You're not at the beach, folks! My rule is that if there's sand, you can wear SANDals. If there's no sand, forget it. Sand plus sandals makes sense. Now, there's a slight caveat that if you're at an enclosed pool-party then it's okay during the time you're at the pool area, then you must put on shoes once you're done. Some pool-parties have barbecue and such with beach chairs, so it's sort of a beach illusion so it's okay. Any kind of island/beach theme party thing going on allows sandal-wear to complete the beach-party ensemble, otherwise, wear something else.
Now if you insist on defying me, and run the risk of persecution, then I give you this last warning, unless your feet are model-quality, I will hunt you down and jeer, and lead others into a jeer-session. Your being in-numbers will not help. I shall, indeed, jeer, and create a jeer-mob against your fugly feet of death. If you have to go to a place to have your feet "scraped" from time to time, it's a good indicator you should never show society your feet, lest you be chased out of town by the villagers while you scream, "I am not an animal, I am a human being!"

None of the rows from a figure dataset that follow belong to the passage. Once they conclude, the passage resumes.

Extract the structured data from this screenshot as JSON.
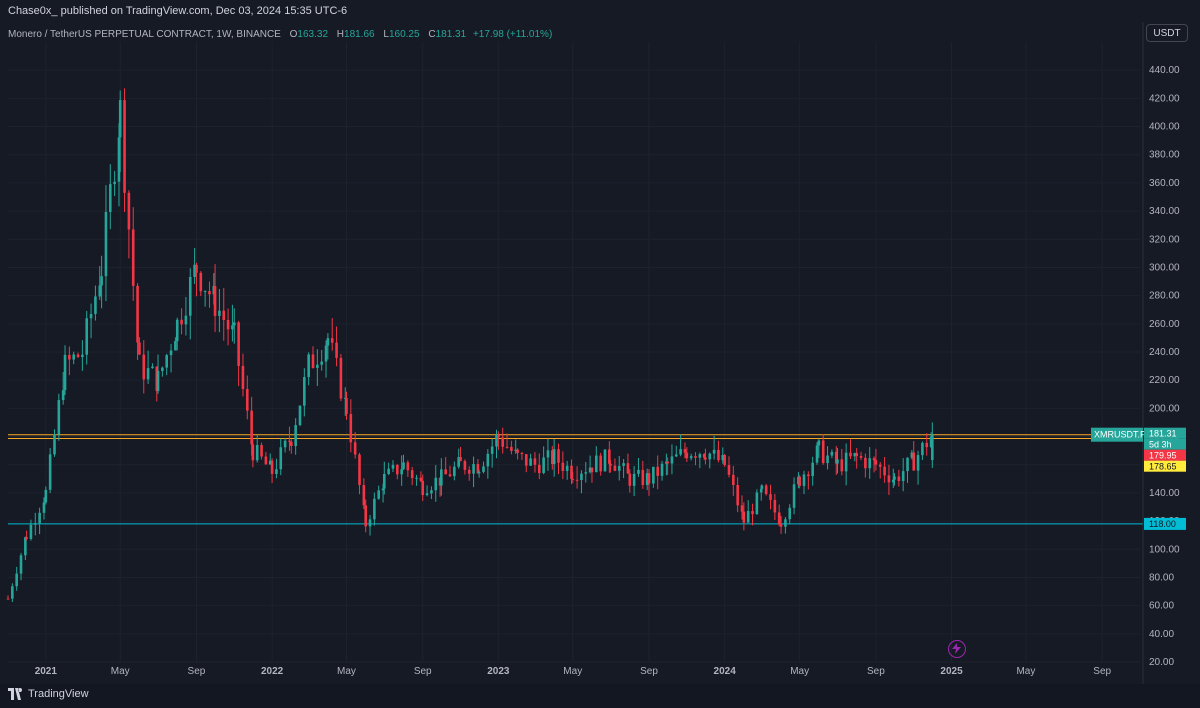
{
  "header": {
    "published_text": "Chase0x_ published on TradingView.com, Dec 03, 2024 15:35 UTC-6"
  },
  "legend": {
    "symbol": "Monero / TetherUS PERPETUAL CONTRACT, 1W, BINANCE",
    "o_label": "O",
    "o_value": "163.32",
    "h_label": "H",
    "h_value": "181.66",
    "l_label": "L",
    "l_value": "160.25",
    "c_label": "C",
    "c_value": "181.31",
    "change": "+17.98 (+11.01%)"
  },
  "currency": "USDT",
  "footer": {
    "brand": "TradingView"
  },
  "colors": {
    "background": "#161a25",
    "up": "#26a69a",
    "down": "#f23645",
    "resistance": "#f9a825",
    "support": "#00bcd4"
  },
  "icons": {
    "spark": "lightning-icon",
    "logo": "tradingview-logo-icon"
  },
  "chart_data": {
    "type": "candlestick",
    "symbol": "XMRUSDT.P",
    "timeframe": "1W",
    "y_axis": {
      "ticks": [
        20,
        40,
        60,
        80,
        100,
        120,
        140,
        160,
        180,
        200,
        220,
        240,
        260,
        280,
        300,
        320,
        340,
        360,
        380,
        400,
        420,
        440
      ],
      "tick_labels": [
        "20.00",
        "40.00",
        "60.00",
        "80.00",
        "100.00",
        "120.00",
        "140.00",
        "160.00",
        "180.00",
        "200.00",
        "220.00",
        "240.00",
        "260.00",
        "280.00",
        "300.00",
        "320.00",
        "340.00",
        "360.00",
        "380.00",
        "400.00",
        "420.00",
        "440.00"
      ],
      "ylim": [
        20,
        460
      ]
    },
    "x_axis": {
      "labels": [
        "2021",
        "May",
        "Sep",
        "2022",
        "May",
        "Sep",
        "2023",
        "May",
        "Sep",
        "2024",
        "May",
        "Sep",
        "2025",
        "May",
        "Sep"
      ],
      "bold_labels": [
        "2021",
        "2022",
        "2023",
        "2024",
        "2025"
      ]
    },
    "horizontal_lines": [
      {
        "value": 181.31,
        "color": "#f9a825",
        "style": "solid"
      },
      {
        "value": 178.65,
        "color": "#f9a825",
        "style": "solid"
      },
      {
        "value": 118.0,
        "color": "#00bcd4",
        "style": "solid"
      }
    ],
    "price_labels": [
      {
        "text": "XMRUSDT.P",
        "value": 181.31,
        "color": "#26a69a"
      },
      {
        "text": "181.31",
        "value": 181.31,
        "color": "#26a69a"
      },
      {
        "text": "5d 3h",
        "color": "#26a69a"
      },
      {
        "text": "179.95",
        "color": "#f23645"
      },
      {
        "text": "178.65",
        "value": 178.65,
        "color": "#ffeb3b"
      },
      {
        "text": "118.00",
        "value": 118.0,
        "color": "#00bcd4"
      }
    ],
    "close_path": [
      [
        "2020-11-01",
        65
      ],
      [
        "2020-12-01",
        110
      ],
      [
        "2021-01-01",
        140
      ],
      [
        "2021-02-01",
        230
      ],
      [
        "2021-03-01",
        240
      ],
      [
        "2021-04-01",
        300
      ],
      [
        "2021-05-01",
        410
      ],
      [
        "2021-06-01",
        230
      ],
      [
        "2021-07-01",
        220
      ],
      [
        "2021-08-01",
        260
      ],
      [
        "2021-09-01",
        300
      ],
      [
        "2021-10-01",
        275
      ],
      [
        "2021-11-01",
        250
      ],
      [
        "2021-12-01",
        170
      ],
      [
        "2022-01-01",
        155
      ],
      [
        "2022-02-01",
        180
      ],
      [
        "2022-03-01",
        230
      ],
      [
        "2022-04-01",
        250
      ],
      [
        "2022-05-01",
        200
      ],
      [
        "2022-06-01",
        118
      ],
      [
        "2022-07-01",
        150
      ],
      [
        "2022-08-01",
        160
      ],
      [
        "2022-09-01",
        145
      ],
      [
        "2022-10-01",
        150
      ],
      [
        "2022-11-01",
        160
      ],
      [
        "2022-12-01",
        160
      ],
      [
        "2023-01-01",
        180
      ],
      [
        "2023-02-01",
        165
      ],
      [
        "2023-03-01",
        160
      ],
      [
        "2023-04-01",
        165
      ],
      [
        "2023-05-01",
        155
      ],
      [
        "2023-06-01",
        160
      ],
      [
        "2023-07-01",
        165
      ],
      [
        "2023-08-01",
        150
      ],
      [
        "2023-09-01",
        150
      ],
      [
        "2023-10-01",
        160
      ],
      [
        "2023-11-01",
        170
      ],
      [
        "2023-12-01",
        170
      ],
      [
        "2024-01-01",
        160
      ],
      [
        "2024-02-01",
        120
      ],
      [
        "2024-03-01",
        140
      ],
      [
        "2024-04-01",
        120
      ],
      [
        "2024-05-01",
        150
      ],
      [
        "2024-06-01",
        170
      ],
      [
        "2024-07-01",
        160
      ],
      [
        "2024-08-01",
        165
      ],
      [
        "2024-09-01",
        160
      ],
      [
        "2024-10-01",
        150
      ],
      [
        "2024-11-01",
        163
      ],
      [
        "2024-12-01",
        181.31
      ]
    ]
  }
}
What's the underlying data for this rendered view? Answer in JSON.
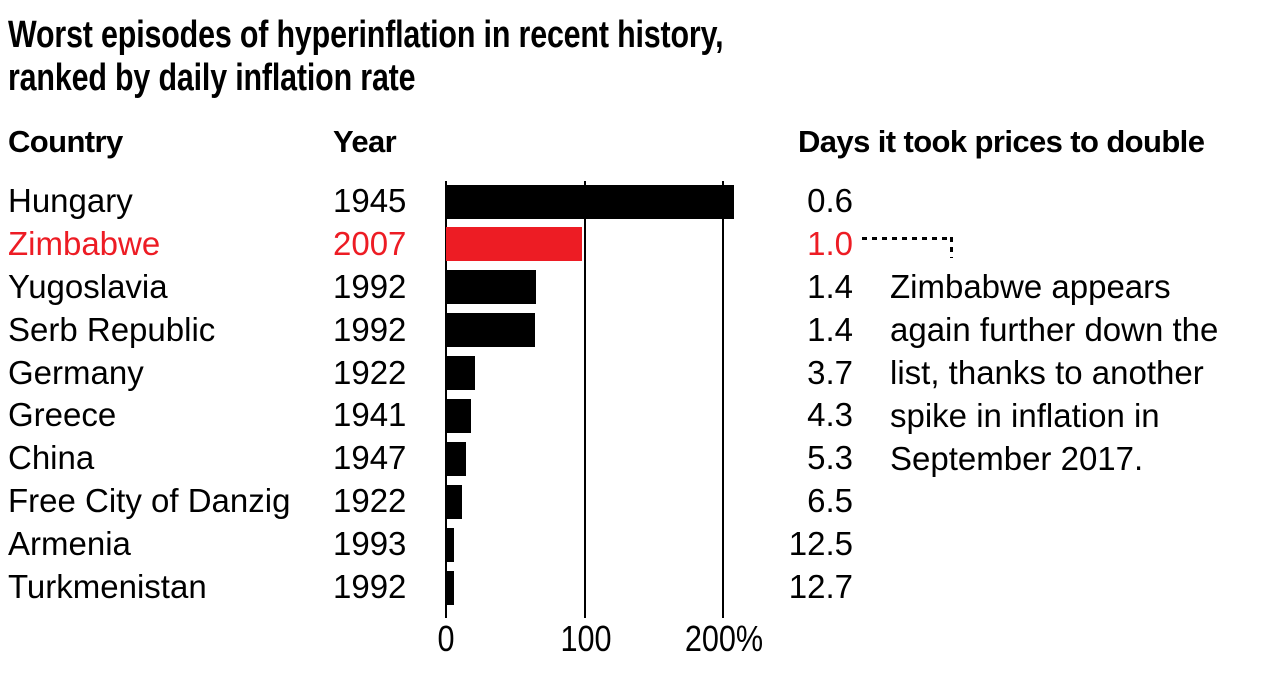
{
  "chart_data": {
    "type": "bar",
    "title": "Worst episodes of hyperinflation in recent history, ranked by daily inflation rate",
    "title_lines": [
      "Worst episodes of hyperinflation in recent history,",
      "ranked by daily inflation rate"
    ],
    "columns": {
      "country": "Country",
      "year": "Year",
      "days": "Days it took prices to double"
    },
    "x_axis": {
      "tick_labels": [
        "0",
        "100",
        "200%"
      ],
      "tick_values": [
        0,
        100,
        200
      ],
      "range": [
        0,
        200
      ],
      "unit": "% daily inflation rate",
      "grid": true
    },
    "rows": [
      {
        "country": "Hungary",
        "year": "1945",
        "daily_inflation_pct": 207,
        "days_to_double": "0.6",
        "highlight": false
      },
      {
        "country": "Zimbabwe",
        "year": "2007",
        "daily_inflation_pct": 98,
        "days_to_double": "1.0",
        "highlight": true
      },
      {
        "country": "Yugoslavia",
        "year": "1992",
        "daily_inflation_pct": 64.6,
        "days_to_double": "1.4",
        "highlight": false
      },
      {
        "country": "Serb Republic",
        "year": "1992",
        "daily_inflation_pct": 64.3,
        "days_to_double": "1.4",
        "highlight": false
      },
      {
        "country": "Germany",
        "year": "1922",
        "daily_inflation_pct": 20.9,
        "days_to_double": "3.7",
        "highlight": false
      },
      {
        "country": "Greece",
        "year": "1941",
        "daily_inflation_pct": 17.9,
        "days_to_double": "4.3",
        "highlight": false
      },
      {
        "country": "China",
        "year": "1947",
        "daily_inflation_pct": 14.1,
        "days_to_double": "5.3",
        "highlight": false
      },
      {
        "country": "Free City of Danzig",
        "year": "1922",
        "daily_inflation_pct": 11.4,
        "days_to_double": "6.5",
        "highlight": false
      },
      {
        "country": "Armenia",
        "year": "1993",
        "daily_inflation_pct": 5.5,
        "days_to_double": "12.5",
        "highlight": false
      },
      {
        "country": "Turkmenistan",
        "year": "1992",
        "daily_inflation_pct": 5.7,
        "days_to_double": "12.7",
        "highlight": false
      }
    ],
    "annotation": {
      "lines": [
        "Zimbabwe appears",
        "again further down the",
        "list, thanks to another",
        "spike in inflation in",
        "September 2017."
      ],
      "text": "Zimbabwe appears again further down the list, thanks to another spike in inflation in September 2017."
    },
    "colors": {
      "bar": "#000000",
      "highlight": "#ed1c24",
      "text": "#000000",
      "background": "#ffffff"
    },
    "legend": null
  }
}
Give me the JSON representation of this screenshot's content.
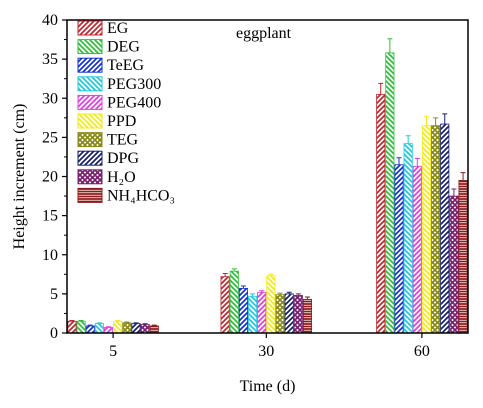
{
  "chart_data": {
    "type": "bar",
    "title": "eggplant",
    "xlabel": "Time (d)",
    "ylabel": "Height increment (cm)",
    "categories": [
      "5",
      "30",
      "60"
    ],
    "ylim": [
      0,
      40
    ],
    "yticks": [
      0,
      5,
      10,
      15,
      20,
      25,
      30,
      35,
      40
    ],
    "grid": false,
    "legend_position": "top-left",
    "series": [
      {
        "name": "EG",
        "color": "#c0262d",
        "pattern": "diag-up",
        "values": [
          1.5,
          7.2,
          30.5
        ],
        "errors": [
          0.1,
          0.4,
          1.4
        ]
      },
      {
        "name": "DEG",
        "color": "#2fbf3a",
        "pattern": "diag-down",
        "values": [
          1.5,
          7.9,
          35.8
        ],
        "errors": [
          0.1,
          0.3,
          1.8
        ]
      },
      {
        "name": "TeEG",
        "color": "#1432d2",
        "pattern": "diag-up",
        "values": [
          0.9,
          5.7,
          21.5
        ],
        "errors": [
          0.1,
          0.3,
          0.9
        ]
      },
      {
        "name": "PEG300",
        "color": "#21c8dc",
        "pattern": "diag-down",
        "values": [
          1.2,
          4.7,
          24.2
        ],
        "errors": [
          0.1,
          0.3,
          1.0
        ]
      },
      {
        "name": "PEG400",
        "color": "#e23ce0",
        "pattern": "diag-up",
        "values": [
          0.7,
          5.2,
          21.3
        ],
        "errors": [
          0.1,
          0.2,
          1.0
        ]
      },
      {
        "name": "PPD",
        "color": "#f2ea1a",
        "pattern": "diag-down",
        "values": [
          1.5,
          7.3,
          26.5
        ],
        "errors": [
          0.1,
          0.2,
          1.2
        ]
      },
      {
        "name": "TEG",
        "color": "#8a8a1a",
        "pattern": "cross",
        "values": [
          1.3,
          4.9,
          26.5
        ],
        "errors": [
          0.1,
          0.2,
          1.0
        ]
      },
      {
        "name": "DPG",
        "color": "#16206e",
        "pattern": "diag-up",
        "values": [
          1.2,
          5.0,
          26.7
        ],
        "errors": [
          0.1,
          0.2,
          1.3
        ]
      },
      {
        "name": "H₂O",
        "color": "#7a1f6e",
        "pattern": "cross",
        "values": [
          1.1,
          4.8,
          17.5
        ],
        "errors": [
          0.1,
          0.2,
          0.9
        ]
      },
      {
        "name": "NH₄HCO₃",
        "color": "#8e1a1a",
        "pattern": "horiz",
        "values": [
          0.9,
          4.3,
          19.5
        ],
        "errors": [
          0.1,
          0.3,
          1.0
        ]
      }
    ]
  }
}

I want you all to have massive self-consciousness against your ugly, nasty, gnarly feet. It's NOT okay to show them off. It's gross. You're gross. Hide them from God, lest he smite you in embarrassment of creating such a freak! God is ashamed of your feet more-so than the platypus! BEGONE! I rebuke thee! Idiots. You're ugly. Stupid. Fag.
Unless you're Piper Fawn. Then it's okay.